The merging of technology with the ancient art of writing, a skill that dates back in various forms over 6,000 years is remarkable. At least it is for me.

On a lighter note, back in 2008, we took a pheasant hunting trip to Dickinson, North Dakota. My son Brian was playing strong safety for the Blue Hawks, and I took Adam, his brother Phil and my friend Gino north with me for a long weekend of hunting and football.

I had high school football stories to write that weekend and had my notes, pics on a camera card, and a card reader for my laptop. I planned to interview coaches on the phone and write stories from the motel room. Making the late Saturday night deadline didn’t seem to be an issue. Only there was an issue.

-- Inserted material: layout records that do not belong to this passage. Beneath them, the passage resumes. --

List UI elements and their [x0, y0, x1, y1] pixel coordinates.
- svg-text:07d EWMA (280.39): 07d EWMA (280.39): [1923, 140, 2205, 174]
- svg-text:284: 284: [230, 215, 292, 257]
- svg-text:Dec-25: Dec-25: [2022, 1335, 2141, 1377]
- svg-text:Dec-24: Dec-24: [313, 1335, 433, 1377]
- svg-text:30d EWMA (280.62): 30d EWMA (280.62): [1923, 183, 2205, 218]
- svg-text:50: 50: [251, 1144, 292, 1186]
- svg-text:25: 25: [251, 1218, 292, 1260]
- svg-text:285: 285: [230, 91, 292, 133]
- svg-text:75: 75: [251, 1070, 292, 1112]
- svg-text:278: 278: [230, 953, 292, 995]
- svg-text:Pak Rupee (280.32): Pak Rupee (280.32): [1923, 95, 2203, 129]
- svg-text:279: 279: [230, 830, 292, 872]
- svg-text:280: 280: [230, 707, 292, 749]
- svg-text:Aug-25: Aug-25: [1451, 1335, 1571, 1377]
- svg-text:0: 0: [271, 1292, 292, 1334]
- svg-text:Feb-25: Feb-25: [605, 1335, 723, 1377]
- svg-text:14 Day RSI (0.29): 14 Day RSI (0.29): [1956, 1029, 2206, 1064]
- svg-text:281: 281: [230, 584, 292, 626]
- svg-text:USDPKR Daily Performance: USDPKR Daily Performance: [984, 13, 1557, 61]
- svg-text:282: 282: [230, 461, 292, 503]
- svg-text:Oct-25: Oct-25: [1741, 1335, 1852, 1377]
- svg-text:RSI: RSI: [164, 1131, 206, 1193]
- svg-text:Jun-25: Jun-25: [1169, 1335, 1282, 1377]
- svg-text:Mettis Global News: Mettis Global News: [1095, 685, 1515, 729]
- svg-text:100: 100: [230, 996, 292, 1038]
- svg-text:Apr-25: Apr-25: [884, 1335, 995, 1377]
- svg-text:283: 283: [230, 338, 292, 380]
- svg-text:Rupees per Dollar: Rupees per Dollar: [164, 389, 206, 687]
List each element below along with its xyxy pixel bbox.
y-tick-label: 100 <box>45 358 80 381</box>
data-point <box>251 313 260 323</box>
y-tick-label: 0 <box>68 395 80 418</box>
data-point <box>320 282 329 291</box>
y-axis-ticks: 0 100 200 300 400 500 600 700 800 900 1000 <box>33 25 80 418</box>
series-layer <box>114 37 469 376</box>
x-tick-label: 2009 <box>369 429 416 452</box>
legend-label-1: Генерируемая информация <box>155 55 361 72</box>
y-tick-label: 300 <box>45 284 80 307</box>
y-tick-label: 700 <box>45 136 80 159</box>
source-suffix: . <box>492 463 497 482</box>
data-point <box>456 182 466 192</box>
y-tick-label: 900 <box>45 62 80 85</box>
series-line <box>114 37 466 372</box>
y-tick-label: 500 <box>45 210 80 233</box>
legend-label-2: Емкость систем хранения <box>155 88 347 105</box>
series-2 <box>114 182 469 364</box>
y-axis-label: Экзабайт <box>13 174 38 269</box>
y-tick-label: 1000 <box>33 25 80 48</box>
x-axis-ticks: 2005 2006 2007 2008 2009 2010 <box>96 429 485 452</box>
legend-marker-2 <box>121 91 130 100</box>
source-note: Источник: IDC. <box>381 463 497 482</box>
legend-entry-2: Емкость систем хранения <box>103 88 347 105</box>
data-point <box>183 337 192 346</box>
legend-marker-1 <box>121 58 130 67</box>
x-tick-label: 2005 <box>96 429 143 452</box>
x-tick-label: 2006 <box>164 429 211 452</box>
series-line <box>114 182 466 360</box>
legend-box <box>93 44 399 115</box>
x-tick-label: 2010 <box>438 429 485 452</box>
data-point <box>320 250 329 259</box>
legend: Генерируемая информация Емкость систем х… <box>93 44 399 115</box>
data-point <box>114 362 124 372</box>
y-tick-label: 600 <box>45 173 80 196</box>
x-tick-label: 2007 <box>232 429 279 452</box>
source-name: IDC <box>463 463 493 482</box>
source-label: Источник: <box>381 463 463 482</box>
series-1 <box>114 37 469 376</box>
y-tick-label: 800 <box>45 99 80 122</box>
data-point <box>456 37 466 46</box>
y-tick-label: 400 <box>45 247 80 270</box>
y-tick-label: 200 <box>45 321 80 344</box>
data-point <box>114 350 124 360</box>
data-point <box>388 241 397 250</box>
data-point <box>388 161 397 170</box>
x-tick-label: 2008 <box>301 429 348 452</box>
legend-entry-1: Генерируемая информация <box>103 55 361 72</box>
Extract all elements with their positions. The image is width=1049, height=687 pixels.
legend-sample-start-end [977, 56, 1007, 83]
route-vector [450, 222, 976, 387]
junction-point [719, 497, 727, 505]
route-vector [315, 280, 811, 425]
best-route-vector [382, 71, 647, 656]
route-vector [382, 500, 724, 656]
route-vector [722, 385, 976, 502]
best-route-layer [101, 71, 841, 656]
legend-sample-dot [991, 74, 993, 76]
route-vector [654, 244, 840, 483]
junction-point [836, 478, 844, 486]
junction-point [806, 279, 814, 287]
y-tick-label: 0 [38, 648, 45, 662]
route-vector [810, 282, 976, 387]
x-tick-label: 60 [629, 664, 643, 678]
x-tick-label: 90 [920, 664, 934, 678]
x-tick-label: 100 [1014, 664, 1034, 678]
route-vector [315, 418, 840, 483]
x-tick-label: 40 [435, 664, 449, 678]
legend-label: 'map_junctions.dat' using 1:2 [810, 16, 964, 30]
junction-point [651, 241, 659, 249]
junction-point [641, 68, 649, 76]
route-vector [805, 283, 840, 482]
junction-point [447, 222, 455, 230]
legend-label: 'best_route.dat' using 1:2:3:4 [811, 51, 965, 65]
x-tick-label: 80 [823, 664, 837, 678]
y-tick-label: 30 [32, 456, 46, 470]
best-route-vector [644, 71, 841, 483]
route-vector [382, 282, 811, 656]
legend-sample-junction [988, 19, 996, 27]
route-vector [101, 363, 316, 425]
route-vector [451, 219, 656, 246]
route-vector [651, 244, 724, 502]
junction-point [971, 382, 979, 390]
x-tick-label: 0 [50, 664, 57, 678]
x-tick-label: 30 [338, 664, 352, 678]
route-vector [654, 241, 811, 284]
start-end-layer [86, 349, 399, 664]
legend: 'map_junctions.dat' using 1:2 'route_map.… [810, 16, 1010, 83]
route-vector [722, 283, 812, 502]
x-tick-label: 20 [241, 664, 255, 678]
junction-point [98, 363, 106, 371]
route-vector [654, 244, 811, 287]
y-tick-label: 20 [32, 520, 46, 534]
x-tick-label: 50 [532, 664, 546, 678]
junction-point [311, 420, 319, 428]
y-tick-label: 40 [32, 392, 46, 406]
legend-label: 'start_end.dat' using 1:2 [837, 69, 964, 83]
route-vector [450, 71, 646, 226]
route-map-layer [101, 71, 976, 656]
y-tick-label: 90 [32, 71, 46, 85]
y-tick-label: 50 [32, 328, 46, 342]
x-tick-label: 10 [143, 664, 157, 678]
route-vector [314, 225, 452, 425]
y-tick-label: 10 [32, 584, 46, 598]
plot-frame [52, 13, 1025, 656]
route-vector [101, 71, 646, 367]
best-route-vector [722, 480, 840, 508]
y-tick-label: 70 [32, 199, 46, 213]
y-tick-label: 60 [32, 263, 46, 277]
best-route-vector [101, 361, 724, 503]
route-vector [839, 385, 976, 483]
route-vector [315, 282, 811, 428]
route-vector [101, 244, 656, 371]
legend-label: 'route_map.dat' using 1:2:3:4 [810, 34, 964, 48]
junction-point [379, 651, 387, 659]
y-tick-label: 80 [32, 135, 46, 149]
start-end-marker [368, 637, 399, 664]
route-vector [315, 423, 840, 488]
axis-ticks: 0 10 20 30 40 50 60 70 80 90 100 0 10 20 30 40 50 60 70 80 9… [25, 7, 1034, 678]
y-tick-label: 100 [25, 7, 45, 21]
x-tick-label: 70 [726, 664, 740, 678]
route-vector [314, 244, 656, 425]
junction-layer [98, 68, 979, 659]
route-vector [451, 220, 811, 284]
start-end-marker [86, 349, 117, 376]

The venerable No Dak motel, our home that weekend had an outdoor game cleaning station and large rooms, but their router was down, meaning no internet.

“It hasn’t worked all week. I don’t know why,” the elderly gal at the desk said.

Adam and I were both working in technology at the time.

“What do you bet the login and password is admin, admin or maybe admin, password?” I asked Adam.

He just grinned.

A few minutes later internet at the No Dak roared to life. Adam logged into the router, reset it, re-established the DHCP addressing, and brought the system back up.

After dinner and a few cold ones at Liquid Assets in Dickinson, I wrote, then emailed my stories.

The next morning, we stopped by the office and the gal at the front desk was ecstatic, “The internet came up by itself last night!” she exclaimed.

“Funny how that happens,” Adam said.

Technology, what a weapon when you know how to wield it.